Em 1991, sob curadoria da então Diretora e Curadora do Acervo Artístico-Cultural dos Palácios do Governo do Estado de São Paulo, Radha Abramo, 30 artistas foram convidados a produzir gravuras dos artigos da declaração, interpretando plástica e poeticamente os temas abordados, em criações que transitam da figuração à abstração, compondo um metatexto que inspira a todos a pensar a arte como uma intenção e reação do homem ao meio em que vive.
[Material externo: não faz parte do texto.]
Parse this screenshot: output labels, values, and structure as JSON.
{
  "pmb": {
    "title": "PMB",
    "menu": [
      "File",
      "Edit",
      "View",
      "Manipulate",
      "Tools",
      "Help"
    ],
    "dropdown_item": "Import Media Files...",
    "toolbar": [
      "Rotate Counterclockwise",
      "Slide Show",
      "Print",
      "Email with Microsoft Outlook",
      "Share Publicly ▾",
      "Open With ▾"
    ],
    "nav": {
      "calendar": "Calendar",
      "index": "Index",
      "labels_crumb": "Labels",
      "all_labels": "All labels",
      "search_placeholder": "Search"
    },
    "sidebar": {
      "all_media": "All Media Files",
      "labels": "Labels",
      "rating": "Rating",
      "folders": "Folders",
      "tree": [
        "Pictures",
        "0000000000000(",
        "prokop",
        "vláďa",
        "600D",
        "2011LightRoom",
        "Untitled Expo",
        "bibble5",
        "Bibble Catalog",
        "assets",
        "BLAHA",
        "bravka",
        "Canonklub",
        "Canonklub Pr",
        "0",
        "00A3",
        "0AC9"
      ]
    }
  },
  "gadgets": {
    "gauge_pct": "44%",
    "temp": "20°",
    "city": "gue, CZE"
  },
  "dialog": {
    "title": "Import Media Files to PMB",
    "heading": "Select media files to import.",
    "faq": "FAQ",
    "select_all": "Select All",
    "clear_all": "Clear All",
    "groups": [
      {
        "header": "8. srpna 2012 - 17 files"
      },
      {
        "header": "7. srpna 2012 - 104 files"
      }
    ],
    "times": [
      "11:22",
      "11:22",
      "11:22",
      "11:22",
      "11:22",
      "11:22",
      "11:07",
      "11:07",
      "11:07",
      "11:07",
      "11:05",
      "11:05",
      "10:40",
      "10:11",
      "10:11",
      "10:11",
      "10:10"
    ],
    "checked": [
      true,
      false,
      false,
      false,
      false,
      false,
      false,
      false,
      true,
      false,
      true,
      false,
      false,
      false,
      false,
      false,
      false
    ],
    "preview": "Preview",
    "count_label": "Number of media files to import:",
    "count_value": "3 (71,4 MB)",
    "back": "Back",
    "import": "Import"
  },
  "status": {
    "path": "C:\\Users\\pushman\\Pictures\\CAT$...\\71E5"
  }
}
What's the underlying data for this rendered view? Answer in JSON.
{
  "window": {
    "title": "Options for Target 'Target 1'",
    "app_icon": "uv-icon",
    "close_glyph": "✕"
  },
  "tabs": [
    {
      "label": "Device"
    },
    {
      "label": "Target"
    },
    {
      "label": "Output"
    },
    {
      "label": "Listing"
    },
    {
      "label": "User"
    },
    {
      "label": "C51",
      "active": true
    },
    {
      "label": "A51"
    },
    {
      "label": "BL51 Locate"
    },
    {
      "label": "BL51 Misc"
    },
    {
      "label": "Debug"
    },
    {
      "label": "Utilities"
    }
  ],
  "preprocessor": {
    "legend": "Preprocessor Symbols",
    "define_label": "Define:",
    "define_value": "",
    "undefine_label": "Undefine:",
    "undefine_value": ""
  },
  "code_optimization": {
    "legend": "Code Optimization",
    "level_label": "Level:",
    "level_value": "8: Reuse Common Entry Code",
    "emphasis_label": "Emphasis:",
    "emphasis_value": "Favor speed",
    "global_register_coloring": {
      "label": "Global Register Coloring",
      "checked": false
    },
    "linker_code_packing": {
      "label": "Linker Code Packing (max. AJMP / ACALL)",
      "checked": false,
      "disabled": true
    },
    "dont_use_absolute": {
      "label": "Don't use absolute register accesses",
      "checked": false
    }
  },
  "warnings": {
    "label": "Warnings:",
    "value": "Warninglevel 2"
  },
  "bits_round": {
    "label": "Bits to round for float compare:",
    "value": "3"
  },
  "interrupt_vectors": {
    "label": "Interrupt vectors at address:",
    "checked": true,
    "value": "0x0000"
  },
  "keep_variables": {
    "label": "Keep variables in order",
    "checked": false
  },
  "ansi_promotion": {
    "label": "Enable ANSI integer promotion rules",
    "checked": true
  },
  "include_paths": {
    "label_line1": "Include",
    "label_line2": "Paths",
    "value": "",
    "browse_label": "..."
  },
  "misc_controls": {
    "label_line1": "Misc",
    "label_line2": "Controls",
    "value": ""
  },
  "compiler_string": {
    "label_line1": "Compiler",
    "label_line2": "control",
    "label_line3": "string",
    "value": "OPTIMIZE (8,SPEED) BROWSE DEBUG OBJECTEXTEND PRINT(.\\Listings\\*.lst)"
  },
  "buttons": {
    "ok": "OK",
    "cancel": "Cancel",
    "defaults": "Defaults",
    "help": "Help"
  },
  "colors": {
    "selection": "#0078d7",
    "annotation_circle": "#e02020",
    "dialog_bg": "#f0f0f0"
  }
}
Desde então, preservadas pelo Governo do Estado de São Paulo, essas gravuras, que ilustram o reconhecimento dos direitos de igualdade, liberdade, justiça e paz, já participaram de exposições externas em São Paulo e outros estados do país, e em vários espaços dentro do Palácio dos Bandeirantes, impactando visitantes e os próprios funcionários.
As obras ganharam ainda uma circulação ampliada quando foram reproduzidas em cartões telefônicos - da TELESP – que passaram a ser utilizados pela população, além de virarem itens de procura de colecionadores.